My son drew out but nothing for me.........
Man I love the Utah dwr!!!!!!!!! :evil:


----------



## bwhntr (Sep 12, 2007)

They flipped me the bird for Sage Grouse as well... :evil:


----------



## stucknmud (Dec 2, 2008)

WOW I thought I would go 0/5 this year.

SUCCESSFUL for hunt 101 WEST BOX ELDER COUNTY


----------



## katorade (Sep 23, 2007)

Got are email 4 sage grouse are going down.

Hopefully *()* -()/-


----------



## luv2fsh&hnt (Sep 22, 2007)

Me and my side kick and my uncle drew for sage and sharpies for box elder county.YEE HAW!


----------



## Me and Annie (Mar 3, 2008)

Success for me and my two boys on sage grouse, unsuccessful on cranes. Kind of wish it had been the other way around. Never killed a crane and already have wyoming sage grouse on the schedule. Not complaining they are great fun to hunt.


----------



## xxxxxxBirdDogger (Mar 7, 2008)

I drew both.


----------



## Size Matters (Dec 22, 2007)

My boy and I drew for Sage Hens should be a good time.


----------



## InvaderZim (Sep 7, 2007)

You rat bastards! :mrgreen:


----------



## Gumbo (Sep 22, 2007)

My son drew, but not me.

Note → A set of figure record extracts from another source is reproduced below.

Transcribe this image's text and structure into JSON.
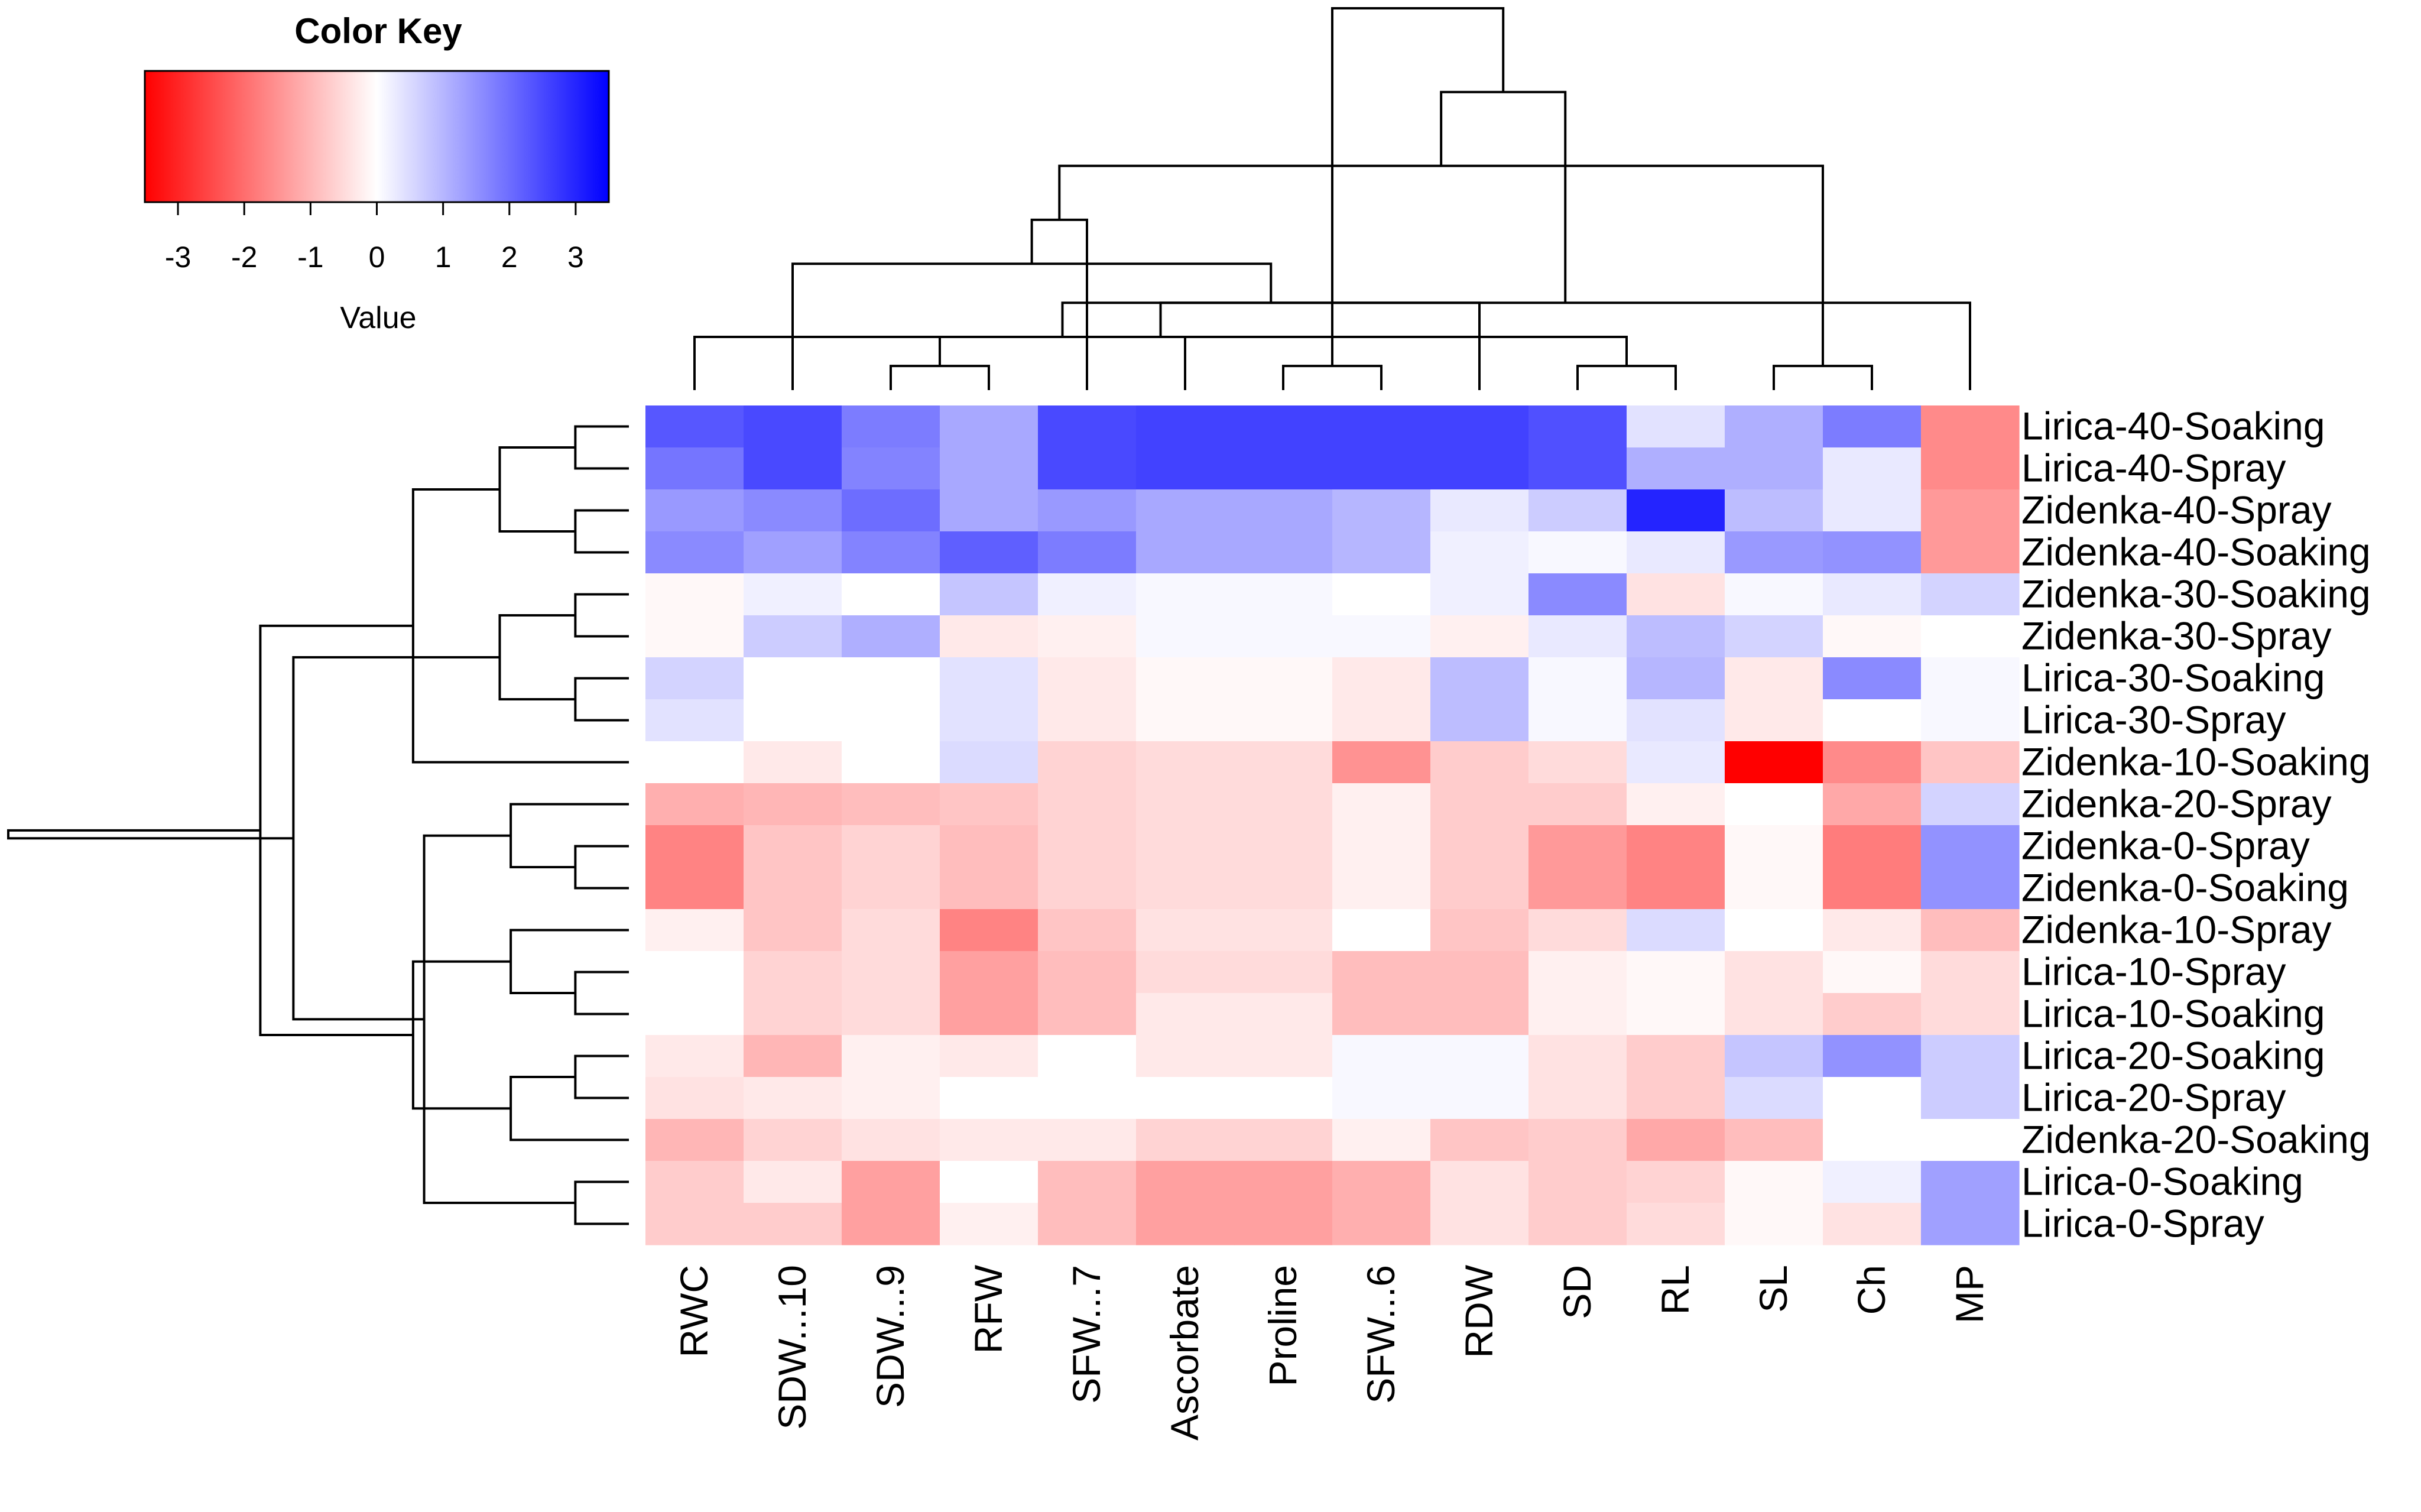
{
  "chart_data": {
    "type": "heatmap",
    "color_key": {
      "title": "Color Key",
      "xlabel": "Value",
      "range": [
        -3.5,
        3.5
      ],
      "ticks": [
        "-3",
        "-2",
        "-1",
        "0",
        "1",
        "2",
        "3"
      ],
      "tick_values": [
        -3,
        -2,
        -1,
        0,
        1,
        2,
        3
      ],
      "low_color": "#ff0000",
      "mid_color": "#ffffff",
      "high_color": "#0000ff"
    },
    "columns": [
      "RWC",
      "SDW...10",
      "SDW...9",
      "RFW",
      "SFW...7",
      "Ascorbate",
      "Proline",
      "SFW...6",
      "RDW",
      "SD",
      "RL",
      "SL",
      "Ch",
      "MP"
    ],
    "rows": [
      "Lirica-40-Soaking",
      "Lirica-40-Spray",
      "Zidenka-40-Spray",
      "Zidenka-40-Soaking",
      "Zidenka-30-Soaking",
      "Zidenka-30-Spray",
      "Lirica-30-Soaking",
      "Lirica-30-Spray",
      "Zidenka-10-Soaking",
      "Zidenka-20-Spray",
      "Zidenka-0-Spray",
      "Zidenka-0-Soaking",
      "Zidenka-10-Spray",
      "Lirica-10-Spray",
      "Lirica-10-Soaking",
      "Lirica-20-Soaking",
      "Lirica-20-Spray",
      "Zidenka-20-Soaking",
      "Lirica-0-Soaking",
      "Lirica-0-Spray"
    ],
    "values": [
      [
        2.3,
        2.5,
        1.8,
        1.2,
        2.5,
        2.6,
        2.6,
        2.6,
        2.6,
        2.4,
        0.4,
        1.1,
        1.8,
        -1.6
      ],
      [
        1.9,
        2.5,
        1.7,
        1.2,
        2.5,
        2.6,
        2.6,
        2.6,
        2.6,
        2.4,
        1.1,
        1.1,
        0.3,
        -1.6
      ],
      [
        1.4,
        1.6,
        2.0,
        1.2,
        1.4,
        1.2,
        1.2,
        1.0,
        0.3,
        0.7,
        3.0,
        0.9,
        0.3,
        -1.4
      ],
      [
        1.6,
        1.3,
        1.7,
        2.2,
        1.8,
        1.2,
        1.2,
        1.0,
        0.2,
        0.1,
        0.3,
        1.4,
        1.5,
        -1.4
      ],
      [
        -0.1,
        0.2,
        0.0,
        0.8,
        0.2,
        0.1,
        0.1,
        0.0,
        0.2,
        1.6,
        -0.4,
        0.1,
        0.3,
        0.6
      ],
      [
        -0.1,
        0.7,
        1.1,
        -0.3,
        -0.2,
        0.1,
        0.1,
        0.1,
        -0.2,
        0.3,
        0.9,
        0.6,
        -0.1,
        0.0
      ],
      [
        0.6,
        0.0,
        0.0,
        0.4,
        -0.3,
        -0.1,
        -0.1,
        -0.3,
        0.9,
        0.1,
        1.0,
        -0.3,
        1.6,
        0.1
      ],
      [
        0.4,
        0.0,
        0.0,
        0.4,
        -0.3,
        -0.1,
        -0.1,
        -0.3,
        0.9,
        0.1,
        0.4,
        -0.3,
        0.0,
        0.1
      ],
      [
        0.0,
        -0.3,
        0.0,
        0.5,
        -0.6,
        -0.5,
        -0.5,
        -1.5,
        -0.7,
        -0.5,
        0.3,
        -3.5,
        -1.6,
        -0.8
      ],
      [
        -1.1,
        -1.0,
        -0.9,
        -0.8,
        -0.6,
        -0.5,
        -0.5,
        -0.2,
        -0.7,
        -0.7,
        -0.2,
        0.0,
        -1.2,
        0.6
      ],
      [
        -1.7,
        -0.8,
        -0.6,
        -0.9,
        -0.6,
        -0.5,
        -0.5,
        -0.2,
        -0.7,
        -1.4,
        -1.7,
        -0.1,
        -1.8,
        1.5
      ],
      [
        -1.7,
        -0.8,
        -0.6,
        -0.9,
        -0.6,
        -0.5,
        -0.5,
        -0.2,
        -0.7,
        -1.4,
        -1.7,
        -0.1,
        -1.8,
        1.5
      ],
      [
        -0.2,
        -0.8,
        -0.5,
        -1.7,
        -0.8,
        -0.4,
        -0.4,
        0.0,
        -0.8,
        -0.5,
        0.5,
        0.0,
        -0.3,
        -0.9
      ],
      [
        0.0,
        -0.6,
        -0.5,
        -1.3,
        -0.9,
        -0.5,
        -0.5,
        -0.9,
        -0.9,
        -0.2,
        -0.1,
        -0.4,
        -0.1,
        -0.5
      ],
      [
        0.0,
        -0.6,
        -0.5,
        -1.3,
        -0.9,
        -0.3,
        -0.3,
        -0.9,
        -0.9,
        -0.2,
        -0.1,
        -0.4,
        -0.7,
        -0.5
      ],
      [
        -0.3,
        -1.0,
        -0.2,
        -0.3,
        0.0,
        -0.3,
        -0.3,
        0.1,
        0.1,
        -0.4,
        -0.7,
        0.8,
        1.5,
        0.7
      ],
      [
        -0.4,
        -0.3,
        -0.2,
        0.0,
        0.0,
        0.0,
        0.0,
        0.1,
        0.1,
        -0.4,
        -0.7,
        0.5,
        0.0,
        0.7
      ],
      [
        -1.0,
        -0.6,
        -0.4,
        -0.3,
        -0.3,
        -0.6,
        -0.6,
        -0.2,
        -0.8,
        -0.7,
        -1.2,
        -0.9,
        0.0,
        0.0
      ],
      [
        -0.7,
        -0.3,
        -1.3,
        0.0,
        -0.9,
        -1.3,
        -1.3,
        -1.1,
        -0.4,
        -0.7,
        -0.6,
        -0.1,
        0.2,
        1.3
      ],
      [
        -0.7,
        -0.7,
        -1.3,
        -0.2,
        -0.9,
        -1.3,
        -1.3,
        -1.1,
        -0.4,
        -0.7,
        -0.5,
        -0.1,
        -0.4,
        1.3
      ]
    ],
    "column_dendrogram": [
      [
        6,
        7
      ],
      [
        2,
        3
      ],
      [
        5,
        15
      ],
      [
        8,
        16
      ],
      [
        9,
        10
      ],
      [
        1,
        17
      ],
      [
        0,
        18
      ],
      [
        4,
        19
      ],
      [
        11,
        12
      ],
      [
        20,
        13
      ],
      [
        22,
        21
      ],
      [
        24,
        23
      ],
      [
        14,
        25
      ]
    ],
    "row_dendrogram": [
      [
        10,
        11
      ],
      [
        13,
        14
      ],
      [
        0,
        1
      ],
      [
        2,
        3
      ],
      [
        4,
        5
      ],
      [
        6,
        7
      ],
      [
        15,
        16
      ],
      [
        18,
        19
      ],
      [
        9,
        20
      ],
      [
        17,
        26
      ],
      [
        22,
        23
      ],
      [
        12,
        21
      ],
      [
        24,
        25
      ],
      [
        31,
        29
      ],
      [
        8,
        30
      ],
      [
        27,
        28
      ],
      [
        33,
        34
      ],
      [
        35,
        32
      ],
      [
        36,
        37
      ]
    ]
  }
}
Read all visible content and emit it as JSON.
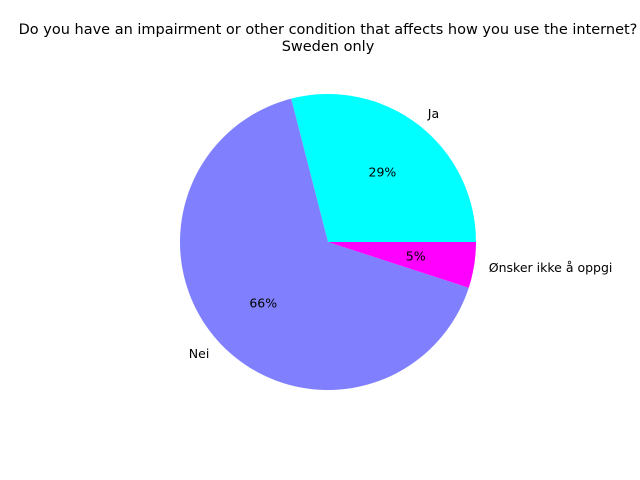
{
  "chart_data": {
    "type": "pie",
    "title": "Do you have an impairment or other condition that affects how you use the internet?",
    "subtitle": "Sweden only",
    "start_angle_deg": 0,
    "direction": "counterclockwise",
    "slices": [
      {
        "label": "Ja",
        "value": 29,
        "pct_label": "29%",
        "color": "#00ffff"
      },
      {
        "label": "Nei",
        "value": 66,
        "pct_label": "66%",
        "color": "#8080ff"
      },
      {
        "label": "Ønsker ikke å oppgi",
        "value": 5,
        "pct_label": "5%",
        "color": "#ff00ff"
      }
    ]
  }
}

If it weren't for my son, I'd never get to hunt!!


----------



## billybob (Oct 27, 2008)

Got mine in the mail yesterday too. Successful for sharpies and sage. That's the best luck I've ever had with any of these Utah draws.


----------



## stevo1 (Sep 13, 2007)

Got both Sharpies and sage. No on the crane, I have better luck on the powerball!


----------



## RJ-Max4 (Sep 11, 2007)

Successful for all three! 8)


----------



## crimson obsession (Sep 7, 2008)

Successful on the crane for the third year in a row!


----------



## Doc (Sep 11, 2007)

Nada for me and the boys


----------



## springerhunter (Apr 17, 2008)

Drew for sage grouse...now I just need to get out and find them. I have only hunted them in Idaho until this year.


----------



## botech101 (Jul 31, 2009)

Drew out for sharp tails in Hunt area 202 Cache county... Are there any birds left in the area? I've hunted Chukar only over the years and have no experince w/ sharpies, their habitat, habits etc... Any suggestions w/ respect to geo sites & access, web information is certainly appreciated. Please PM


----------



## FlightRisk (Jan 23, 2009)

Successful Bonus Point for Sharp-Tail!

Two young puppies . . . Golden Retriever and an English Setter

We'll get them next year!


----------